= Vino Greco =

Style name of Roman imitation of Greek wines

Vino Greco is the name of a wine style which originated, at least 2,150 years ago, as an Italian imitation of the sweet, strong Greek wines that were exported to Italy at the period of the Roman Republic and Roman Empire. Its names in other languages were: Latin vinum graecum; English Greek, greke, wine greke; French vin grec. The earliest recipe for vinum Graecum is in Cato the Elder's manual of farming, De agri cultura, compiled around 150 BC. Salt is added to the must. Once sealed in amphoras, vinum graecum is matured under the sun for two years before sale. Incidentally, the name did not necessarily cause confusion with real exported Greek wine, which was called vinum transmarinum ("overseas wine") in classical Latin. Methods have changed totally over the long history of vino greco, but the name still survives in a few Italian wines, notably the sweet white Greco di Bianco and Greco di Gerace from southern Calabria (they both can be only produced in Reggio Calabria area).

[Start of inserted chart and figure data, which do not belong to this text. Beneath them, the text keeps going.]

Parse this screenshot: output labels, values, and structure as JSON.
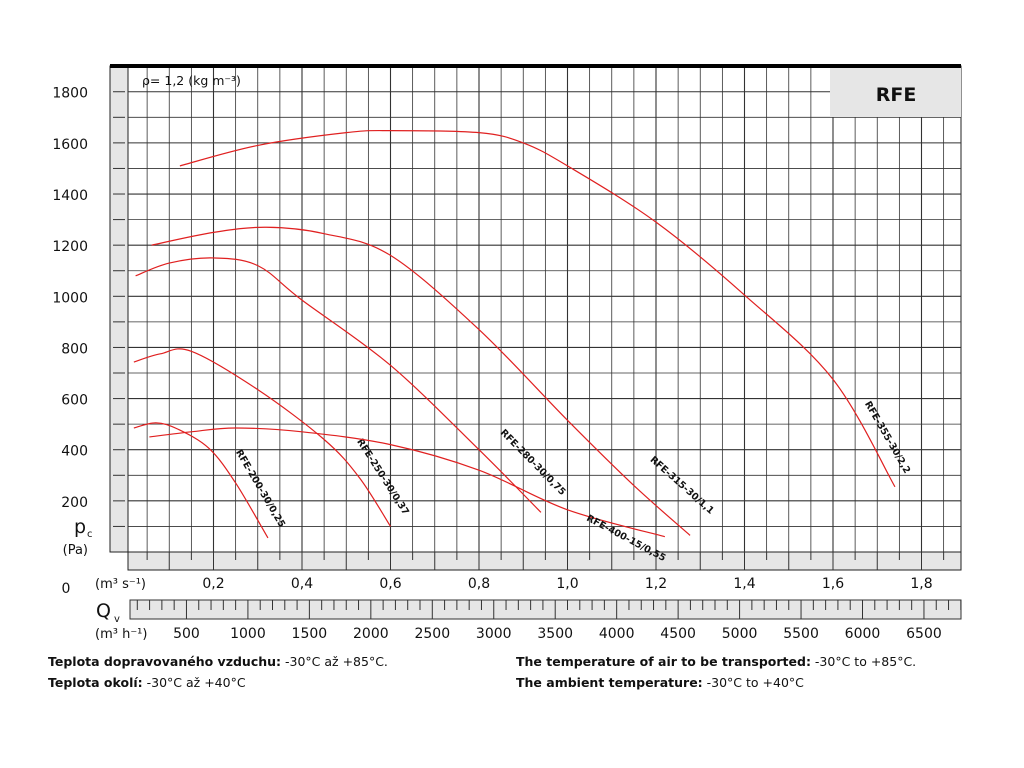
{
  "chart_data": {
    "type": "line",
    "title": "RFE",
    "annotation": "ρ= 1,2 (kg m⁻³)",
    "ylabel": "pc",
    "yunit": "(Pa)",
    "xlabel": "Qv",
    "xunit_top": "(m³ s⁻¹)",
    "xunit_bottom": "(m³ h⁻¹)",
    "xlim": [
      0,
      1.89
    ],
    "ylim": [
      0,
      1900
    ],
    "grid": true,
    "yticks": [
      0,
      200,
      400,
      600,
      800,
      1000,
      1200,
      1400,
      1600,
      1800
    ],
    "yticklabels": [
      "0",
      "200",
      "400",
      "600",
      "800",
      "1000",
      "1200",
      "1400",
      "1600",
      "1800"
    ],
    "xticks": [
      0.2,
      0.4,
      0.6,
      0.8,
      1.0,
      1.2,
      1.4,
      1.6,
      1.8
    ],
    "xticklabels": [
      "0,2",
      "0,4",
      "0,6",
      "0,8",
      "1,0",
      "1,2",
      "1,4",
      "1,6",
      "1,8"
    ],
    "x2ticks": [
      500,
      1000,
      1500,
      2000,
      2500,
      3000,
      3500,
      4000,
      4500,
      5000,
      5500,
      6000,
      6500
    ],
    "series": [
      {
        "name": "RFE-200-30/0,25",
        "x": [
          0.02,
          0.07,
          0.12,
          0.19,
          0.25,
          0.323
        ],
        "y": [
          485,
          505,
          480,
          405,
          270,
          55
        ]
      },
      {
        "name": "RFE-250-30/0,37",
        "x": [
          0.02,
          0.08,
          0.15,
          0.3,
          0.45,
          0.53,
          0.6
        ],
        "y": [
          743,
          775,
          785,
          635,
          440,
          290,
          100
        ]
      },
      {
        "name": "RFE-280-30/0,75",
        "x": [
          0.024,
          0.1,
          0.2,
          0.3,
          0.4,
          0.6,
          0.8,
          0.94
        ],
        "y": [
          1080,
          1130,
          1150,
          1120,
          985,
          730,
          400,
          155
        ]
      },
      {
        "name": "RFE-315-30/1,1",
        "x": [
          0.06,
          0.2,
          0.32,
          0.45,
          0.6,
          0.8,
          1.0,
          1.15,
          1.277
        ],
        "y": [
          1200,
          1250,
          1270,
          1245,
          1160,
          870,
          515,
          260,
          65
        ]
      },
      {
        "name": "RFE-355-30/2,2",
        "x": [
          0.124,
          0.3,
          0.5,
          0.6,
          0.8,
          0.9,
          1.0,
          1.2,
          1.4,
          1.6,
          1.74
        ],
        "y": [
          1510,
          1590,
          1640,
          1648,
          1640,
          1600,
          1510,
          1290,
          1005,
          675,
          255
        ]
      },
      {
        "name": "RFE-400-15/0,55",
        "x": [
          0.055,
          0.15,
          0.25,
          0.4,
          0.6,
          0.8,
          1.0,
          1.22
        ],
        "y": [
          450,
          470,
          485,
          470,
          420,
          320,
          165,
          60
        ]
      }
    ],
    "series_color": "#e02020"
  },
  "footer": {
    "cz1_label": "Teplota dopravovaného vzduchu:",
    "cz1_value": " -30°C až +85°C.",
    "cz2_label": "Teplota okolí:",
    "cz2_value": " -30°C až +40°C",
    "en1_label": "The temperature of air to be transported:",
    "en1_value": " -30°C to +85°C.",
    "en2_label": "The ambient temperature:",
    "en2_value": " -30°C to +40°C"
  }
}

==Middles Ages to modern day==
Vino greco reappears in late medieval and early modern texts from Italy, France, Catalonia, Germany and England. Curiously, the 14th century Florentine merchant Francesco Pegolotti records in Pratica della mercatura (c. 1340) that vino greco was exported from Italy to Constantinople, the Byzantine Greek capital. Again, there was not necessarily any confusion, since wine exported from Greece was at that period usually called vino di Romania (Rumney wine in English).

The Italian gastronome Platina, in De honesta voluptate et valetudine (1475), says that the best vino greco was made at San Gimignano (Non improbatur et graecum, maxime vero quod in oppidum Geminianum in Hetruria nascitur), but he is careful to distinguish it from the still-famous Vernaccia di San Gimignano. Vino greco or wine Greek is described by several authors as being made on the slopes of Mount Vesuvius; one such traveller is the scientist John Ray, writing in 1673. Ray distinguishes this Greco from another Vesuvian type, Lagrime, which is evidently the wine now called Lacryma Christi.